Micro-lending loan arrangements are also slightly down from 8% to 6%‚ while borrowing or taking loans from friends and family dipped from 15% to 13% – between 2016 and 2017.

Lynette Nicholson‚ research manager at Old Mutual‚ said: “There is a very likely link between this small shift in mindset and the encouraging decrease in income to debt ratio recently reportedly by the South African Reserve Bank.”

She believes this shift in behaviour reflects South Africans’ “growing awareness of the serious implications and vicious financial consequences of bad debt‚ and a better understanding of the importance of reducing debt as fast as possible”.

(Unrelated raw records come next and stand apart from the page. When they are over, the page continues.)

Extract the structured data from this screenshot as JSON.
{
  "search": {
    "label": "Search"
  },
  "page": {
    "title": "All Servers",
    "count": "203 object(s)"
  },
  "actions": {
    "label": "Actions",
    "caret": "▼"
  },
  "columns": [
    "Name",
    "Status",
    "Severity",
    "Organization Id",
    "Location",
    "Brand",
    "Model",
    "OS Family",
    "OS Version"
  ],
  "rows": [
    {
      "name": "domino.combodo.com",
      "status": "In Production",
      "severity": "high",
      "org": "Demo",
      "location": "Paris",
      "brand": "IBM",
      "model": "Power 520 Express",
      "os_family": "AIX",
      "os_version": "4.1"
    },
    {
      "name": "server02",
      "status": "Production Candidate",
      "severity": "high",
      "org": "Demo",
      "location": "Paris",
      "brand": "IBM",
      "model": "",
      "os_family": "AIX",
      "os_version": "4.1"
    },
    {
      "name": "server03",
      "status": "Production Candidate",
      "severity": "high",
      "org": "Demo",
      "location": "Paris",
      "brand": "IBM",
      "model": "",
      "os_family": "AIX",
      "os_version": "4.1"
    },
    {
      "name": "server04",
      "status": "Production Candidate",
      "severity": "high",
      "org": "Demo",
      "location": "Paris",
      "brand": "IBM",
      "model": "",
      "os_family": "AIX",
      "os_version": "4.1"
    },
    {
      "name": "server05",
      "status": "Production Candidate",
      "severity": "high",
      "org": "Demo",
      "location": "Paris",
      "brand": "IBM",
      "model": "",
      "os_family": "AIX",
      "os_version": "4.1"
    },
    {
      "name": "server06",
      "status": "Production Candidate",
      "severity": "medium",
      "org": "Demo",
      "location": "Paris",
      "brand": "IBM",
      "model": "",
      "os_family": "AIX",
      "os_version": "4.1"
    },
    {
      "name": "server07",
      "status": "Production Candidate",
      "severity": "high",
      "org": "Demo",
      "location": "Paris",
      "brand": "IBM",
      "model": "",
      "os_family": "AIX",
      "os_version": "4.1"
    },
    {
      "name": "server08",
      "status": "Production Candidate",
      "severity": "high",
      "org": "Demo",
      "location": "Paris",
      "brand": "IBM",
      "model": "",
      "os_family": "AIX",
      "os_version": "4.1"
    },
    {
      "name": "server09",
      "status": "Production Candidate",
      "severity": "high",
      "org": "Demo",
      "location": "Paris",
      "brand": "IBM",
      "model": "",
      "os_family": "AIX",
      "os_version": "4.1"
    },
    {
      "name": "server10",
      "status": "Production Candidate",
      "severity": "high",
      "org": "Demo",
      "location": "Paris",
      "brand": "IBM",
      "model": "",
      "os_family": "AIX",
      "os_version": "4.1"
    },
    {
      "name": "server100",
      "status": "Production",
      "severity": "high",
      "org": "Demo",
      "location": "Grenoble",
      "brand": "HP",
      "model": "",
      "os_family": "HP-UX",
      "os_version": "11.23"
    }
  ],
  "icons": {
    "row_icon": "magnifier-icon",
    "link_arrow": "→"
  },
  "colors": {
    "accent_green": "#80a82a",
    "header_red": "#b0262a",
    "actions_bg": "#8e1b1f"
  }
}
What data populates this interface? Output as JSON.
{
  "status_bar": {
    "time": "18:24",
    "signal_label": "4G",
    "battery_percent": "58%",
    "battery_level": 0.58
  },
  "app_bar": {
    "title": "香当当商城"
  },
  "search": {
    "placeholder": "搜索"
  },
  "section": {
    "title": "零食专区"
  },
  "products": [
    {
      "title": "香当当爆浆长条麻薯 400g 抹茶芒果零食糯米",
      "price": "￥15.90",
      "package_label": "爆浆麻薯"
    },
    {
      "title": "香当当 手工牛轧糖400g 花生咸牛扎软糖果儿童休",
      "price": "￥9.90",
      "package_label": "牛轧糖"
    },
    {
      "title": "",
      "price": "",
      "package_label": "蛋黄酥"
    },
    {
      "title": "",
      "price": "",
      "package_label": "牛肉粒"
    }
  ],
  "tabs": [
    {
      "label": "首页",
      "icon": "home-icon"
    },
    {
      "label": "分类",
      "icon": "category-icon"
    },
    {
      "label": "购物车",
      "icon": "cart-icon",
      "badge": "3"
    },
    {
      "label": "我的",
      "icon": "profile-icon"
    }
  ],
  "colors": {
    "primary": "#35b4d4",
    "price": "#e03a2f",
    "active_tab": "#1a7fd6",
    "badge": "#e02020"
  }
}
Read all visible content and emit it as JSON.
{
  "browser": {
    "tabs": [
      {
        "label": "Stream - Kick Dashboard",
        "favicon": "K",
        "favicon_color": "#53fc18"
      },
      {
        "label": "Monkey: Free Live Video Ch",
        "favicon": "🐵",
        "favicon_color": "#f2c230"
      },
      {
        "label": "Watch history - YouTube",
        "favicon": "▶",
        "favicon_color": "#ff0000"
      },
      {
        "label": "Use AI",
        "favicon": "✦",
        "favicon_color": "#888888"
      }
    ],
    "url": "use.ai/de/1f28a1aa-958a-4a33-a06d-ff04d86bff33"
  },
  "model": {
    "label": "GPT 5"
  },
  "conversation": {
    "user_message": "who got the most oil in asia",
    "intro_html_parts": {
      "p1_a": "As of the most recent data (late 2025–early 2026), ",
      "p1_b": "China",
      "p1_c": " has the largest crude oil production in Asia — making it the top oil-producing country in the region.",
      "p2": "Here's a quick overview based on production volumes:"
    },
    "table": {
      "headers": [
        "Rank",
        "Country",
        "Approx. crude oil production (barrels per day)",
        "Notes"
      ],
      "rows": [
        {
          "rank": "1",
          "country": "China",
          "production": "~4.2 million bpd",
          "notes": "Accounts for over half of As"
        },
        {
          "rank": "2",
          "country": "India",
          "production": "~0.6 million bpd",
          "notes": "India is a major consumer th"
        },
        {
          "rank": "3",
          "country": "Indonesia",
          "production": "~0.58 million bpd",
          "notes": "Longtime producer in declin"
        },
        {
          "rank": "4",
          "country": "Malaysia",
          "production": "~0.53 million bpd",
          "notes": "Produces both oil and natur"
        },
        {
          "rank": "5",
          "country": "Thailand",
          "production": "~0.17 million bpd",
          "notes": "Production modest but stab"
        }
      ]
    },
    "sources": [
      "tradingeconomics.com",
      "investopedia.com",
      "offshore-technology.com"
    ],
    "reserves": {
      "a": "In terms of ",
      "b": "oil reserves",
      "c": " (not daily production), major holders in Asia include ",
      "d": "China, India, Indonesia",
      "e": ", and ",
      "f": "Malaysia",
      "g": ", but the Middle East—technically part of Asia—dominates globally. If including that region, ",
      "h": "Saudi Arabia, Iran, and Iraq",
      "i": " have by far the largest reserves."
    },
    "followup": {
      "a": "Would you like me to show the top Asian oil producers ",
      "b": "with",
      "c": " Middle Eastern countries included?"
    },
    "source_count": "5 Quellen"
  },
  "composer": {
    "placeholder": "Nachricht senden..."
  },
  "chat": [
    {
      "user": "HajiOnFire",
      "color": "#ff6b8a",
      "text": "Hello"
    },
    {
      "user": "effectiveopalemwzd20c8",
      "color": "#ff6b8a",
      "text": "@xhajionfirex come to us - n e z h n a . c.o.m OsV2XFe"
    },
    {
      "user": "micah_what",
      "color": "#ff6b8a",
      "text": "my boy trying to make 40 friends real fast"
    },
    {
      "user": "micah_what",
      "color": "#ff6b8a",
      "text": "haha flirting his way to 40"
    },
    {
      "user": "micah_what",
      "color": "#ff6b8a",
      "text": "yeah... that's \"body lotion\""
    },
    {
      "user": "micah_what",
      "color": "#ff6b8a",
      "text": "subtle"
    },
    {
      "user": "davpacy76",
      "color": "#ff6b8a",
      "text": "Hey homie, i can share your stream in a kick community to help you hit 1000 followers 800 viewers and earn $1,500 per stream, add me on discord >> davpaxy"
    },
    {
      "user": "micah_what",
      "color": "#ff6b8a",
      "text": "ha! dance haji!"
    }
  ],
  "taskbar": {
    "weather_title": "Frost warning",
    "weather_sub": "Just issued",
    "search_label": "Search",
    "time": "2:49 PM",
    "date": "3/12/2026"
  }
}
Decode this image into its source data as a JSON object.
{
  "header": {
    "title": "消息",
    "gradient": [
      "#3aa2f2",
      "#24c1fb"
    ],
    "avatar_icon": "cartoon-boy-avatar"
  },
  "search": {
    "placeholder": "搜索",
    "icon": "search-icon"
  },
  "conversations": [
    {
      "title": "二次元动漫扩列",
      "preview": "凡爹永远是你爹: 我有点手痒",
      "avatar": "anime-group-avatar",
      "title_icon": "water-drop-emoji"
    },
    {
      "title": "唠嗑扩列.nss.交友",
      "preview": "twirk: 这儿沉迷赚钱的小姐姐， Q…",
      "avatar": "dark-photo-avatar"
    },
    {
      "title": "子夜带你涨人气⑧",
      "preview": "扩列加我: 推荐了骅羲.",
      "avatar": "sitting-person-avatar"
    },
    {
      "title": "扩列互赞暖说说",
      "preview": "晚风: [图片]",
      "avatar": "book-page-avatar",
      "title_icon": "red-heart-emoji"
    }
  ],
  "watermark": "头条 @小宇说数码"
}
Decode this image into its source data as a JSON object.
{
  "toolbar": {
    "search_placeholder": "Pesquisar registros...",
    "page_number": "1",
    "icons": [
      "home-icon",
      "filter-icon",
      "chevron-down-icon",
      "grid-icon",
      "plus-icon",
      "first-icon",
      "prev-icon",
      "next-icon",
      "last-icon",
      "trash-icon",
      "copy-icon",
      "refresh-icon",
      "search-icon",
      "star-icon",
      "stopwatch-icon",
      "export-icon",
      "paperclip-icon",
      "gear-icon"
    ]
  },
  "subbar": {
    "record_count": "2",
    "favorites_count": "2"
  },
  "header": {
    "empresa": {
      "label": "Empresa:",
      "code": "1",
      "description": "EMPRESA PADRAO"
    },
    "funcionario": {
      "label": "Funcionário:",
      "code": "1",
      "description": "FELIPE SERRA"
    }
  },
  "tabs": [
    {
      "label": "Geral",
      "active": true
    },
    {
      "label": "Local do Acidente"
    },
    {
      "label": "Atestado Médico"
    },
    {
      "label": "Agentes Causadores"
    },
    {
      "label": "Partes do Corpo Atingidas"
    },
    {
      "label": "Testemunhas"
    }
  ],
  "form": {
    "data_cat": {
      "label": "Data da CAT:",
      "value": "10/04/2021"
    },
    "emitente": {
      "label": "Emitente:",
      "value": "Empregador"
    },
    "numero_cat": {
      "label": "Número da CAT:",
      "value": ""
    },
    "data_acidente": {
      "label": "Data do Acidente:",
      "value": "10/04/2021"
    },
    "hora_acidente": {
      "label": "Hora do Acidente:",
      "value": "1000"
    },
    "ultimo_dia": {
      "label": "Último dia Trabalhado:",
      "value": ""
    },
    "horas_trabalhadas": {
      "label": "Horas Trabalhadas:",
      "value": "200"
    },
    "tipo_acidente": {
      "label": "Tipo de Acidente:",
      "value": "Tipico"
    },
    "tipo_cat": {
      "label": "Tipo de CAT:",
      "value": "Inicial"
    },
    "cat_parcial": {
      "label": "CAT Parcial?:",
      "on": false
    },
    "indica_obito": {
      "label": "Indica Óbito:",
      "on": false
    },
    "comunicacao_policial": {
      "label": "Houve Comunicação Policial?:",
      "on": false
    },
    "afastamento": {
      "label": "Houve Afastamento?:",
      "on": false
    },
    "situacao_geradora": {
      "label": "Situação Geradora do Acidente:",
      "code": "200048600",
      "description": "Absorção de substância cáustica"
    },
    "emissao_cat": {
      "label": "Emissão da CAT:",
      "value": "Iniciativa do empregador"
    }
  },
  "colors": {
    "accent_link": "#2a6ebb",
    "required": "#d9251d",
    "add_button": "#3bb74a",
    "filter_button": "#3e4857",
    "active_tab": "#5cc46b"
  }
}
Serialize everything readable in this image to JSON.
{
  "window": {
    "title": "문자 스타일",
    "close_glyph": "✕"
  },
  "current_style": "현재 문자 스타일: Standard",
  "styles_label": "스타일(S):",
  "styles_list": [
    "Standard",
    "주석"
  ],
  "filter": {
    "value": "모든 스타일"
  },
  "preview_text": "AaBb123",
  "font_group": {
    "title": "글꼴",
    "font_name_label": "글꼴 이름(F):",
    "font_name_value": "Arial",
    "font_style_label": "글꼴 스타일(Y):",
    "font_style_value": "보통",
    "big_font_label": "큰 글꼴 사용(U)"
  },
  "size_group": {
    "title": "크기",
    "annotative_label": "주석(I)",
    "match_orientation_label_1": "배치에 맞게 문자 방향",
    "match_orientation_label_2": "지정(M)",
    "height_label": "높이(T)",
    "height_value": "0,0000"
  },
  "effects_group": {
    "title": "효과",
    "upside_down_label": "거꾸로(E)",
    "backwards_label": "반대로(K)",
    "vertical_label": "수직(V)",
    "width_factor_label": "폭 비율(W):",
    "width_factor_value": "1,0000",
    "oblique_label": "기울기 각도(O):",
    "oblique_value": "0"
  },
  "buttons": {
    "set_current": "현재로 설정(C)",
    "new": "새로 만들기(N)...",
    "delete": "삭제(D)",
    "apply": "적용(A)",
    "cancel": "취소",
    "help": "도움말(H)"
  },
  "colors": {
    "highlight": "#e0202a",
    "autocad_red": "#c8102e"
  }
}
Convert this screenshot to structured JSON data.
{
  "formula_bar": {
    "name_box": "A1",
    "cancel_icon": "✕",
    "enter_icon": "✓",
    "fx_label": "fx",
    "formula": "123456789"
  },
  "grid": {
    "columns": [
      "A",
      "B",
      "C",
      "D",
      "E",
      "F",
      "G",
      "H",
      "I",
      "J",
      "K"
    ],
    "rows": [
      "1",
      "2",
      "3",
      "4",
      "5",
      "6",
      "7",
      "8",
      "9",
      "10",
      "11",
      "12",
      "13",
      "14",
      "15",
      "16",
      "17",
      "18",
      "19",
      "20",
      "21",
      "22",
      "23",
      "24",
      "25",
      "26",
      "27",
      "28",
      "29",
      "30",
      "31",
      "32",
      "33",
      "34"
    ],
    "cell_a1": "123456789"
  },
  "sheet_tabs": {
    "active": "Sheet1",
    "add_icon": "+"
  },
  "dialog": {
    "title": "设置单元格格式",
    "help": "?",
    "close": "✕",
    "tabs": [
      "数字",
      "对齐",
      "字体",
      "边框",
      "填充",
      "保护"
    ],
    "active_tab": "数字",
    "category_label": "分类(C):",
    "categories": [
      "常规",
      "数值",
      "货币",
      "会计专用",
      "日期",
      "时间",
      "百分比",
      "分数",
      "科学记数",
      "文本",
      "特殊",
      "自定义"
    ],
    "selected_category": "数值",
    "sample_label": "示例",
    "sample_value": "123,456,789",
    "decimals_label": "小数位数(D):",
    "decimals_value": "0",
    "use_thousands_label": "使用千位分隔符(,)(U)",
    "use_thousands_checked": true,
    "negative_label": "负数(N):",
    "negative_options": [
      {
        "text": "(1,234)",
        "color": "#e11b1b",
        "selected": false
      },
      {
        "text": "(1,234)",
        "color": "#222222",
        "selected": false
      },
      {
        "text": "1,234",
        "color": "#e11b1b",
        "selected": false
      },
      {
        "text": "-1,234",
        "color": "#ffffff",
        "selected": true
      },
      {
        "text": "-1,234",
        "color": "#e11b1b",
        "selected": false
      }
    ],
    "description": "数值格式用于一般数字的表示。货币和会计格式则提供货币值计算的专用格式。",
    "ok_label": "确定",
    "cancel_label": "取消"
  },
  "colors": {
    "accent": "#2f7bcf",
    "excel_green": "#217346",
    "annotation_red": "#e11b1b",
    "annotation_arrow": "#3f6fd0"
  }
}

“However‚ due to the strained economic conditions‚ South Africans are finding it increasingly difficult to save for their futures.”

The monitor also found that only 44% of working parents were saving for their children’s education‚ down from 46% last year.

Only 34% are feeling confident in the economy while 33% still believe that government will take care of them when they are no longer able to take care of themselves.

Economist Mike Schussler said consumers were becoming more savvy about managing debt‚ learning from the media‚ debt counsellors‚ personal experiences and education drives.

“I honestly also think that banks have become more careful to lend to consumers. Also interest rates are high in real terms and consumers can see that it is expensive to borrow.

“While one can argue that consumers are not getting loans from banks‚ consumers have also learnt about expensive credit from micro-loans in particular.

“So between learning and stricter banks and lower consumer confidence‚ consumers have been getting their debt under control‚” said Schussler.